= Redistribution Liberals =

Former political party in Victoria, Australia

The Redistribution Liberals were a loosely structured political party active in the Australian state of Victoria from 1924 to 1926. They were a group of disaffected Nationalists who opposed Sir Alexander Peacock's proposed redistribution bill.

The Liberals split from the Nationalists in May 1924, when five MPs spoke openly against the government's redistribution bill: Henry Angus, Alfred Billson, Oswald Snowball, Alfred Farthing and William Everard. They opposed the proposed redistribution, which entrenched smaller country seats compared to metropolitan ones, although for varied reasons. Billson, Angus and Farthing were concerned by the proposed abolition of their own rural seats, while Snowball and Everard were aggrieved that a promised reduction in the number of seats had not occurred. At the 1924 state election, all five Liberals were returned, although Snowball and Everard had to defeat endorsed Nationalist opponents.

After the election, the Liberals opposed the Nationalist government and attempted to form a coalition with the Country Party; this led to the advent of a Labor government under George Prendergast. The Liberals subsequently agreed to support a Country-Nationalist government, led by Country Party leader John Allan.

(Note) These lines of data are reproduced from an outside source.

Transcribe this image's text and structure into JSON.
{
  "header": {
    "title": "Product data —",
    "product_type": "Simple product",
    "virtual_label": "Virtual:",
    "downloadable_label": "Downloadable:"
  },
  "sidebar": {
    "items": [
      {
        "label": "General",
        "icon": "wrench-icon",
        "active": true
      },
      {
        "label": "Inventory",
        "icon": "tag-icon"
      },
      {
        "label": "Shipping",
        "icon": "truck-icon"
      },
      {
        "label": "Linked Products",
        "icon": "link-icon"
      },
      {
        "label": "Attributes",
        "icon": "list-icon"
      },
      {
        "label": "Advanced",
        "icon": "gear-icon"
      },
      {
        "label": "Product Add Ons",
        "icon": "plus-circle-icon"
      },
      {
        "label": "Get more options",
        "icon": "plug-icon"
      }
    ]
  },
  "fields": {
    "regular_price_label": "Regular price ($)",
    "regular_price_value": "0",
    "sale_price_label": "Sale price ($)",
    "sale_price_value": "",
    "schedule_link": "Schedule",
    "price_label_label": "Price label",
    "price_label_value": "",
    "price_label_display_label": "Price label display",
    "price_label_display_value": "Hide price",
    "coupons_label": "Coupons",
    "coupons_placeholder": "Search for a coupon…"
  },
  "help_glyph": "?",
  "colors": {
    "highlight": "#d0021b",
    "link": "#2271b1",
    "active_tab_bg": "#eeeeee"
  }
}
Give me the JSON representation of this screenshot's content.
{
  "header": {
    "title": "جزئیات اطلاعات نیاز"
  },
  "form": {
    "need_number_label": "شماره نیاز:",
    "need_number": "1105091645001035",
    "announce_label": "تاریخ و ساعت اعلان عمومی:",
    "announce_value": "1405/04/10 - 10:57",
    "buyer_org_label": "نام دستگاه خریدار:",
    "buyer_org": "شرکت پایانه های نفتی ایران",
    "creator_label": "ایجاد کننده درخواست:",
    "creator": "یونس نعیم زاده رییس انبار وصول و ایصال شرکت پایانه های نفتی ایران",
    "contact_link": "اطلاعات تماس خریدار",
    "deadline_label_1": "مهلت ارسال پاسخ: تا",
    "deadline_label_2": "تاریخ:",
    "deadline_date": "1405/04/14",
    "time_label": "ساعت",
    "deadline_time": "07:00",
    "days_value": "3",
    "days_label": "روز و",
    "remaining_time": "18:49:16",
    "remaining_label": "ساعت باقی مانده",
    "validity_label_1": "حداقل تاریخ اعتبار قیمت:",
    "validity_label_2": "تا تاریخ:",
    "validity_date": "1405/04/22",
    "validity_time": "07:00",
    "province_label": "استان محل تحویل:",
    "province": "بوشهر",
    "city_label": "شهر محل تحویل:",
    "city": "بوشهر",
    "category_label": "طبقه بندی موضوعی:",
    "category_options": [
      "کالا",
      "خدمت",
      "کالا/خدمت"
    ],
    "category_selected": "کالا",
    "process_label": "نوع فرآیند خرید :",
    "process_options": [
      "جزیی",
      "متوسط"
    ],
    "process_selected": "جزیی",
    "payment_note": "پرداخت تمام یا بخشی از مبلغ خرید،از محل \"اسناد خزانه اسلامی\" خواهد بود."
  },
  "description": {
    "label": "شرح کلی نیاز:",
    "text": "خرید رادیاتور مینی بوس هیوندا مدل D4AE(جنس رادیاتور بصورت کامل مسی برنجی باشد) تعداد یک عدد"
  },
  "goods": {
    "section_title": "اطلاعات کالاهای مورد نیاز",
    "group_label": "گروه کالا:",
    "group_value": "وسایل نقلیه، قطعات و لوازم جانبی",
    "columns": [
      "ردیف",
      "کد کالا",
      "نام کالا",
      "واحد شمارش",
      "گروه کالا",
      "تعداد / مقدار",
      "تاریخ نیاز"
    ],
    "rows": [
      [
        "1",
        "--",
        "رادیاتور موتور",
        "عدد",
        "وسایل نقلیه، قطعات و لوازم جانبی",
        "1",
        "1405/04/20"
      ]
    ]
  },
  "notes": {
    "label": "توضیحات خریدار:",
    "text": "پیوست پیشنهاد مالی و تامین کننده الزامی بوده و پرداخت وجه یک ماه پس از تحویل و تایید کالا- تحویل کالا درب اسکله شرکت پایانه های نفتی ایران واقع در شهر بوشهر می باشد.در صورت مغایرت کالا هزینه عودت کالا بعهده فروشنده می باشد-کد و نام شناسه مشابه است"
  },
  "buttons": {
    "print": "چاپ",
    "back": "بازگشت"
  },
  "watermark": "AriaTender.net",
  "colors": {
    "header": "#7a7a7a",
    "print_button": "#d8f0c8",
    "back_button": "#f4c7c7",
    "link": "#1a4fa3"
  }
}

By 1925 the Liberals, although maintaining a separate identity, were attending Nationalist party meetings, where they advocated redistribution reform and a recommitment to "liberal" values. They supported a 1925 redistribution bill that continued rural malapportionment, but soon fell out again with the Nationalists and began to work more closely with Labor. In early 1926 they raised questions about the redistribution bill and the government was in danger of defeat, but divisions within their own ranks intervened. Angus, whose seat was no longer threatened, distanced himself; Snowball and Everard joined with Labor to oppose the redistribution; Farthing was offered Nationalist endorsement for the seat of Caulfield and accepted; and Billson's position was unclear due to his illness. At this time the Liberals ceased to operate as a distinct group. At the 1927 state election, Billson retired, Farthing was an endorsed Nationalist, and Snowball, Everard and Angus were re-elected as independent Nationalists. A new Australian Liberal Party filled the resulting gap.